February 17, 2005

Borscht 4.0  

Last Saturday we had our fourth annual borscht party. Every year I worry that we're over-hyping the event, because I always feel like cooking the soup is amateur hour -- I've never found a recipe that's excited me, and in general I don't think of borscht as a soup to thrill (a problem compounded by the dietary restrictions of our more, well, vegetarian guests).

The whole affair has its genesis in two experiences I had in college. One was a small dinner party with a vegetarian borscht whipped up by one of my friends (she ended up with a PhD in slavics, naturally) and some nice thick ribeye steaks grilled well beyond perfection by another -- there was nothing to do but chop up the steak and put it in the borscht. The other experience was with the parents of a Russian friend; his step-father taught me to eat the stuff in a very particular way: first, a bite out of a raw garlic clove dipped in salt; second, a bite of black bread thickly slathered with warm butter; third, a spoonful of borscht with plenty of sour cream mixed in; fourth, a shot of vodka, apparently as a chaser. This is, of course, the regimen we impose on our guests at the annual party. And if I ever get a grill, we'll be charring ribeyes as a garnish.

Anyway, the real point of this post isn't to tell stories, but to publish the recipe we used and comment a little on how it might be improved for next year. I must warn you that it's a work in progress, but for those who have asked (and for me, reading sometime next winter) here's a loose approximation of what we did this year:

4 medium yellow onions finely chopped
10 medium beets, peeled and cubed
10 medium carrots, peeled and cubed
1 bunch of celery, chopped
5 medium potatoes, peeled and cubed
2 medium heads of cabbage, shredded
1/2 gallon vegetable stock
caraway seeds
sherry vinegar
white wine
safflower oil

1. Saute the onions in a large skillet over high heat with plenty of butter until translucent; place in a large stock pot.
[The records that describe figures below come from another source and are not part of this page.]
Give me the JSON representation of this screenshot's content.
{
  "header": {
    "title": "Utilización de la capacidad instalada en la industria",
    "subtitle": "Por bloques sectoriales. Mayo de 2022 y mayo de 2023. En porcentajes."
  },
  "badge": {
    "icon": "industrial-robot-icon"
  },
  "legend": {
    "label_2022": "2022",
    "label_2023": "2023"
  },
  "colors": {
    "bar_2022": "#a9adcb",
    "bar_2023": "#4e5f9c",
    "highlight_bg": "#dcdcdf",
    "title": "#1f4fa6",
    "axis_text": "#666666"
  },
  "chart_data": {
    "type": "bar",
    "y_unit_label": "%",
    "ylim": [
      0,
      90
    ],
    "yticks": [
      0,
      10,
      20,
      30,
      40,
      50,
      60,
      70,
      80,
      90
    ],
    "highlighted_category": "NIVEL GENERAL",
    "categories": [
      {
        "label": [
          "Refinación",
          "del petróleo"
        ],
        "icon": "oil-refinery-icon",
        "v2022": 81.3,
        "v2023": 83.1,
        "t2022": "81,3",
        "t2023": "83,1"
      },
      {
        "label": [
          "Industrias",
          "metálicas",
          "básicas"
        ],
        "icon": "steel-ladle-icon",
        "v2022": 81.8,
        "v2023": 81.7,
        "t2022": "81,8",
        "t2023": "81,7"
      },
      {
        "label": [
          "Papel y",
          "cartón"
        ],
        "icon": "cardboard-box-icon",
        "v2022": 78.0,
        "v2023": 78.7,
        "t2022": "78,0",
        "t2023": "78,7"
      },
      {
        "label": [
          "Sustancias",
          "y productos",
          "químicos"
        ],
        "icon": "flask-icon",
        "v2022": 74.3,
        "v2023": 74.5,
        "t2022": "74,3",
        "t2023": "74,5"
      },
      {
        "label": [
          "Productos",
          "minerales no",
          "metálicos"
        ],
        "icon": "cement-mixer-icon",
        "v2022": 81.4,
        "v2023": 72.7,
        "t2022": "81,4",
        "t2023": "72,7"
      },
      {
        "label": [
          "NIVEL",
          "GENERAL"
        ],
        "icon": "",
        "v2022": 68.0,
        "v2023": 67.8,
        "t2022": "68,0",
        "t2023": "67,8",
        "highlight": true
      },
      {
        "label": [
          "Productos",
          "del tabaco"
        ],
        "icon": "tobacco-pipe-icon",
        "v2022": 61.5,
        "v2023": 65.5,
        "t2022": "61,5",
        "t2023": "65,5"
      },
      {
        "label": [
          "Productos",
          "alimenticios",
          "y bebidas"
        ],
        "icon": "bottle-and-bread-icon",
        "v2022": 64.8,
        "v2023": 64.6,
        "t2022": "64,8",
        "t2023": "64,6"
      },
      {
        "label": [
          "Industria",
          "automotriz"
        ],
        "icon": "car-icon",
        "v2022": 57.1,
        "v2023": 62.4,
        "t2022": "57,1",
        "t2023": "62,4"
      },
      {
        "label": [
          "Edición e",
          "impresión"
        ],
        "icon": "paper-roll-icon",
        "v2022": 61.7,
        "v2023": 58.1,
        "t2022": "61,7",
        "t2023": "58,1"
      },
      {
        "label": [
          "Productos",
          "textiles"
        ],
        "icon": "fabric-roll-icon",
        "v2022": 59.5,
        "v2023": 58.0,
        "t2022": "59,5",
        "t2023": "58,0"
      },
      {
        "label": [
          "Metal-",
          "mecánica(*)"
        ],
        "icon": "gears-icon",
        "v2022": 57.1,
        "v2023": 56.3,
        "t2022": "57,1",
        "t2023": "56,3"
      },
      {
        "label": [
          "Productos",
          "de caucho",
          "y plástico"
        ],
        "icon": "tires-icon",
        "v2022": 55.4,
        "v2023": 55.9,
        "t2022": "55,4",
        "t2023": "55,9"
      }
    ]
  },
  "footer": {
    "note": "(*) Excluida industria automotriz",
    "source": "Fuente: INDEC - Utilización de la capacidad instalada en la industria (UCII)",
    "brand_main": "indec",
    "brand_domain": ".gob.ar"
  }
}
Deglaze the skillet with white wine and reduce; add the liquid to the pot with the onions.

2. Sweat the celery in a small amount of butter; add them to the pot.

3. Lightly salt the cabbage and saute it in butter, probably in batches (depending on the size of your skillet). Add the cabbage to the pot and deglaze the skillet with white wine as before.

4. Toss the cubed carrots and beets in a couple tablespoons of safflower oil and spread them evenly on a cookie sheet or two (we lined the cookie sheet with foil). Roast them at 350F for about 30 minutes, or until slightly caramelized. Add these to the pot as well.

5. Add the vegetable stock, 1-2 tablespoons of vinegar, 1-2 cups white wine, salt and pepper to taste, and maybe 1/4 tsp caraway seeds; bring to a light boil and then simmer. (At this point we refrigerated the soup overnight.)

6. About 90 minutes before serving, add the potatoes and continue to simmer. Serve with raw garlic cloves (peeled!), salt, black bread and butter, sour cream or creme fraiche, and vodka as described above. This recipe made enough for maybe 16 people as a main course.

The real departure here was the roasted beets and carrots; we were looking for a way to bring out the sweetness of the beets in this soup. It didn't really work -- the soup ended up being dominated (as usual) by the cabbage and wasn't nearly as sweet as we were hoping. Moreover, the beets lost their color to an extent I don't remember from years past -- in the final presentation they were almost indistinguishable from the potatoes! I don't know if this was the result of the roasting, the long simmering, or both.

It may sound extravagant, but next year we'll probably do steps 1-5 without the roasting or the caraway seeds, simmer for awhile, discard the vegetables, reduce the liquid, and call that the stock. Then on the day the borscht is to be eaten we'll start over, same vegetables, maybe with less cabbage, and do it all again. No need, I think, to roast the carrots, but we'll roast the beets as described above and add them near the end, so they retain their color and their sweetness in the final presentation. Or at least, that's what we'll do unless we think of something more interesting.

(By the way, borscht may not be the preferred spelling. My friend -- the one with the PhD -- writes it as borshch, which is a standard transliteration; I believe borsch would also be acceptable, but under a different system. I used borscht because that's what I've always done, and also because that seems to be the spelling in widest use -- it dominates the others, if only just, in Google hits.)